Le révérend Habib Badr prend sa retraite après 41 ans et transmet la direction à une femme pasteure
À Beyrouth, la passation de responsabilités à l’Église évangélique nationale marque à la fois la fin d’un long ministère pastoral et une étape importante dans l’accès des femmes aux fonctions religieuses au Liban.
« Le problème aujourd’hui réside dans la pression exercée sur la composante chrétienne, comme c’est le cas pour de nombreux groupes, en raison des crises économiques et politiques, sachant que le nombre de chrétiens est inférieur à celui des autres composantes dans cette région.»
« La voie vers une solution passe par l’incitation des responsables civils à œuvrer pour la paix, à construire un État civil, à adopter une loi civile, à instaurer la démocratie et l’État de droit, et à préserver les libertés, autant de facteurs qui permettent de créer des États protégeant leurs populations et garantissant leurs droits. Il est nécessaire de travailler à la construction d’un État civil qui protège à la fois les chrétiens et l’ensemble des citoyens de manière égale.»
« Toutefois, cette tâche ne revient pas à l’Église, car il ne relève pas de son rôle de s’engager en politique ou de légiférer, mais aux responsables chrétiens et non chrétiens dont le rôle est de mettre en place un État civil garantissant la liberté, l’égalité, la citoyenneté, la démocratie et les droits humains à tous ses citoyens, quelle que soit leur religion. »
Cette déclaration précieuse remonte à 2021. Elle a été formulée lors d’une interview par le révérend Habib Badr, président de l’Union évangélique nationale au Liban, président d’honneur du Conseil des Églises du Moyen-Orient et pasteur de l’Église évangélique nationale de Beyrouth. Elle porte un appel toujours actuel et pertinent en faveur d’un État civil, un État d’institutions qui protège tous ses citoyens de manière égale.
Badr, figure à la fois intellectuelle et théologique, a pris la direction pastorale de l’Église évangélique du centre de Beyrouth en 1985 et a décidé de prendre sa retraite du ministère pastoral il y a quelques jours, après 41 années de service actif au cours desquelles il a joué un rôle important dans de nombreux domaines et a établi une présence évangélique significative, en particulier à Beyrouth.
Si le révérend Habib mérite toutes les formes de reconnaissance, il convient également de souligner, dans cette modeste célébration, qu’il a transmis l’intégralité de sa mission à une femme pasteure. Bien que les femmes pasteures existent, la société libanaise ne s’est pas encore habituée à cette idée, d’autant plus que la communauté évangélique au Liban est peu nombreuse par rapport aux autres chrétiens et que son influence institutionnelle reste limitée.
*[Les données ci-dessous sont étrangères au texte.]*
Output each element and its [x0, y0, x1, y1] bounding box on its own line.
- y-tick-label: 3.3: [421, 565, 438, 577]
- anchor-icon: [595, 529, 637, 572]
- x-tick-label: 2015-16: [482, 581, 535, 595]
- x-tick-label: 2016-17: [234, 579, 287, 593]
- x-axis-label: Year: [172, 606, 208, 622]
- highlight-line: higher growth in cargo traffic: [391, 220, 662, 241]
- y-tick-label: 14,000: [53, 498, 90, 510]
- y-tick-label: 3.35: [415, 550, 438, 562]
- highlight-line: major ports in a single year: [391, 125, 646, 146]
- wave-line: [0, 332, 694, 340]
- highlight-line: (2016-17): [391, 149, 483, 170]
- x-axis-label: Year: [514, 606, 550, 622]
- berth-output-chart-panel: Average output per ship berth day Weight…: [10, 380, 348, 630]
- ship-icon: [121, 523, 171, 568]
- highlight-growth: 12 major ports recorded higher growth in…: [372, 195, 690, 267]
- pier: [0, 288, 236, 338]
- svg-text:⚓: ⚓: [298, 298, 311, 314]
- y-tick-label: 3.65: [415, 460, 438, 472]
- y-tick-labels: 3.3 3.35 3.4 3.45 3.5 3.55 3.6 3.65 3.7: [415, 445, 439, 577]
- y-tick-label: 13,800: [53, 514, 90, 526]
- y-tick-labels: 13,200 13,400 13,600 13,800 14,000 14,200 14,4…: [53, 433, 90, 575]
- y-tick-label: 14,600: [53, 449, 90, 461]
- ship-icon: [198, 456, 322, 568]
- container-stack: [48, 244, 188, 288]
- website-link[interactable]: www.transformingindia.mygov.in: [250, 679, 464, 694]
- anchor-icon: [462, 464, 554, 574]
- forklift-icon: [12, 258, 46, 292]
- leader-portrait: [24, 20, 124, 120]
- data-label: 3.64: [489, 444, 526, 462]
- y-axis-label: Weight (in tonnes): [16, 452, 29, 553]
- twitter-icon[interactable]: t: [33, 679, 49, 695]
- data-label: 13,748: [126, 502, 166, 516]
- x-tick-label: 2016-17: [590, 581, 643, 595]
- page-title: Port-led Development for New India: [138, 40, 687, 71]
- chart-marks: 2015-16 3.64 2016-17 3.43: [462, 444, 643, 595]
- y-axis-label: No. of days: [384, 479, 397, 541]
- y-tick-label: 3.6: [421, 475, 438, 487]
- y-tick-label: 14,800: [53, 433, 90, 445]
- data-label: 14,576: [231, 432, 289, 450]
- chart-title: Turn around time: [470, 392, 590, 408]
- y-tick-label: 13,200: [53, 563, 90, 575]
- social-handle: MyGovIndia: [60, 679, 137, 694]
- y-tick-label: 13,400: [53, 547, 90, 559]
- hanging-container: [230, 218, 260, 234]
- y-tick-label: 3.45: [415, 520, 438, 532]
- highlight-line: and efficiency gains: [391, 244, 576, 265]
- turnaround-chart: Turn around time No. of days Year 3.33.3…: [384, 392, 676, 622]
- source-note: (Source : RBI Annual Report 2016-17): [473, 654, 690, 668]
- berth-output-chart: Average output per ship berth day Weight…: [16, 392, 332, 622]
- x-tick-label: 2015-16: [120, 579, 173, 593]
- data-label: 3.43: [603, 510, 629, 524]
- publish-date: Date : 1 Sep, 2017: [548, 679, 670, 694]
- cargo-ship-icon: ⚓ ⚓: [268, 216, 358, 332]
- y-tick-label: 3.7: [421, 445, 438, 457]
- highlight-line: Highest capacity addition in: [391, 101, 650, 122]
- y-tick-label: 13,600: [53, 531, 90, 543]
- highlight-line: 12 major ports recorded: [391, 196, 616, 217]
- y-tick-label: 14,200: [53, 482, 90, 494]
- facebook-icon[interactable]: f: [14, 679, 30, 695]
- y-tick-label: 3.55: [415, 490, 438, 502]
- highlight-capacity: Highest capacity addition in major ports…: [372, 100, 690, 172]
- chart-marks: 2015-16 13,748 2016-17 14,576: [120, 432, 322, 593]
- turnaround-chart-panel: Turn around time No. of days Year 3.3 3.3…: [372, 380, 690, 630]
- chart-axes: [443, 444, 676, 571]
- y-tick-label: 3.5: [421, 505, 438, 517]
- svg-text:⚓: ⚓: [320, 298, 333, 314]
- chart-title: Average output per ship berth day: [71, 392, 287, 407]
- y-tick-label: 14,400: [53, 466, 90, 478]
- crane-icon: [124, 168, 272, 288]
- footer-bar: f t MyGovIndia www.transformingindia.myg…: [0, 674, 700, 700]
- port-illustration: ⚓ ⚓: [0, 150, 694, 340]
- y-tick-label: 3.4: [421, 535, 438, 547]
En conséquence, la culture dominante dans le domaine religieux demeure largement masculine, puisqu’il n’existe pas de sacerdoce féminin dans les autres confessions chrétiennes, la question étant limitée à la vie monastique. De même, dans l’islam, qui fait également partie du contexte culturel environnant, il n’existe pas d’imam femme dirigeant des fidèles masculins.
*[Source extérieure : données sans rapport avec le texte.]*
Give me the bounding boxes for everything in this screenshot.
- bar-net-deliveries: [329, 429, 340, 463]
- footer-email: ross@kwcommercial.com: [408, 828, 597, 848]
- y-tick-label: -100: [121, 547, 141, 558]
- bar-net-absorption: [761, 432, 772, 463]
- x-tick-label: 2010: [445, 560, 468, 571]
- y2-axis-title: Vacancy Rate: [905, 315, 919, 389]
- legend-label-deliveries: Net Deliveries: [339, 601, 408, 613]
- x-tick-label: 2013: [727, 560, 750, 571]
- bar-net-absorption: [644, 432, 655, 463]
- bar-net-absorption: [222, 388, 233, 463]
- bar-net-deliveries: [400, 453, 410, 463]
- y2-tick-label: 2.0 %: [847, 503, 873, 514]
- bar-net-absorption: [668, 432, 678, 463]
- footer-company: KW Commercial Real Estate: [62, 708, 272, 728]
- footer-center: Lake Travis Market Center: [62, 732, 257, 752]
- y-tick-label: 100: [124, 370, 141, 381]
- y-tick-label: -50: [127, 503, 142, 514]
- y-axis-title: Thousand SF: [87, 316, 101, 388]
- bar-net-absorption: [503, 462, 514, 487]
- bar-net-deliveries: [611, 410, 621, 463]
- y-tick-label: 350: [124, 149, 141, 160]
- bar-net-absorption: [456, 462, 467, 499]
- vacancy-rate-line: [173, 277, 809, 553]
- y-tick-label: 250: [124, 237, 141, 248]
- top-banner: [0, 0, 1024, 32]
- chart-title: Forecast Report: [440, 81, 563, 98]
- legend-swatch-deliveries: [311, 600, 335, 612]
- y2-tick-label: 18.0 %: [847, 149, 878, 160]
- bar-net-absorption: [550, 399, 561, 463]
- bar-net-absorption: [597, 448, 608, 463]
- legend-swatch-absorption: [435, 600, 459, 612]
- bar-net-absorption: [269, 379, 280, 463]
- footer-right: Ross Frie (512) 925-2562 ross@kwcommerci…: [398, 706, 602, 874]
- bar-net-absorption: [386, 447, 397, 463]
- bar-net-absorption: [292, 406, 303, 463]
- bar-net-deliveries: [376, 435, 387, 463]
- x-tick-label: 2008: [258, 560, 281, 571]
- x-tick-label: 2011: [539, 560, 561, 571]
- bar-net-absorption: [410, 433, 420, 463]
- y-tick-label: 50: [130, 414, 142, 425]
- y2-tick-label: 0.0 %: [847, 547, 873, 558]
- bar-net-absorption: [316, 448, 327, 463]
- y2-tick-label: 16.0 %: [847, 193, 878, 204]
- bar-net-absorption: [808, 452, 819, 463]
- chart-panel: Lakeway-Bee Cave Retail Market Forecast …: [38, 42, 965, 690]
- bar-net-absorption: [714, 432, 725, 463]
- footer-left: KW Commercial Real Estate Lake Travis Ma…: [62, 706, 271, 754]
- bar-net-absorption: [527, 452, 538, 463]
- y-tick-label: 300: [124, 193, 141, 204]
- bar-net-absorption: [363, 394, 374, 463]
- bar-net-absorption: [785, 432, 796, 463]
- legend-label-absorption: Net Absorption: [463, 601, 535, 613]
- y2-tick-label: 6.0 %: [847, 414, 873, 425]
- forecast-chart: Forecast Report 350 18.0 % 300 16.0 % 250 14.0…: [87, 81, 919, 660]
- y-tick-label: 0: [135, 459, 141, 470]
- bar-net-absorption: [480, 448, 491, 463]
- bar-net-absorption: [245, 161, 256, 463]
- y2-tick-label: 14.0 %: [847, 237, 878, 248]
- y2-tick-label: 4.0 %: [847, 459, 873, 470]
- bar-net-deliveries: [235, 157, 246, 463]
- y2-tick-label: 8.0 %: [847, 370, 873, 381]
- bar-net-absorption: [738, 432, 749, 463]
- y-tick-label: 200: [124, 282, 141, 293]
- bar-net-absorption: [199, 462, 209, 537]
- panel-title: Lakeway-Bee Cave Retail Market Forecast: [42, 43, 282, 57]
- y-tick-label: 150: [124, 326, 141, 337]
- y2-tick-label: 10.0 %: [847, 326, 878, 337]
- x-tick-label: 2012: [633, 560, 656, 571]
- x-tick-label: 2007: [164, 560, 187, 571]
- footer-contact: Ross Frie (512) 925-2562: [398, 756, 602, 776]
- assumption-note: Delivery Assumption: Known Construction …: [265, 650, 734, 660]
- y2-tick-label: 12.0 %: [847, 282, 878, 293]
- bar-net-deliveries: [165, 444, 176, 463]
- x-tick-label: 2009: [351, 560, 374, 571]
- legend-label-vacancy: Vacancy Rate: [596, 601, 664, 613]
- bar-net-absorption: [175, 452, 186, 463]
La cérémonie de passation de responsabilités à l’Église évangélique nationale de Beyrouth a été marquée à deux niveaux : le départ à la retraite du pasteur Habib, tel que nous le connaissons, et son retrait partiel de la scène après de longues années de service, ainsi que la prise en charge de la direction pastorale par une femme.
La nouvelle pasteure est la Dre Rima Nasrallah, qui a pris en charge la direction pastorale de l’Église ainsi que la présidence de l’Union évangélique nationale au Liban. Ordonnée en 2018, Mme Nasrallah a assumé, au cours des dernières années, des responsabilités pastorales et académiques au sein de l’Église évangélique nationale, tout en exerçant les fonctions de doyenne académique de la Faculté de théologie du Proche-Orient.
Lors de la cérémonie de passation, le révérend Badr a déclaré :
« Après 41 ans, je me demande : sommes-nous au bon endroit ? Vivons-nous des jours de commencement ou de fin ? Après toutes les crises et les difficultés que nous avons traversées et que nous continuons de traverser, la réponse demeure cette voix pleine d’espérance qui pénètre au plus profond de nous et nous pousse à rester attachés à notre communauté. Je suis convaincu que nous sommes au bon endroit. Nous sommes ici, à l’Église évangélique nationale de Beyrouth, fermement établis, et notre foi est bâtie sur le roc. »
Il convient de rappeler que la première femme à avoir été appelée pasteure au Liban est Rola Suleiman, en 2014 à Tripoli, lorsqu’elle a pris la responsabilité d’une petite Église locale dont le pasteur avait émigré. Par la suite, en 2017, Mme Najla Kassab a été ordonnée pasteure.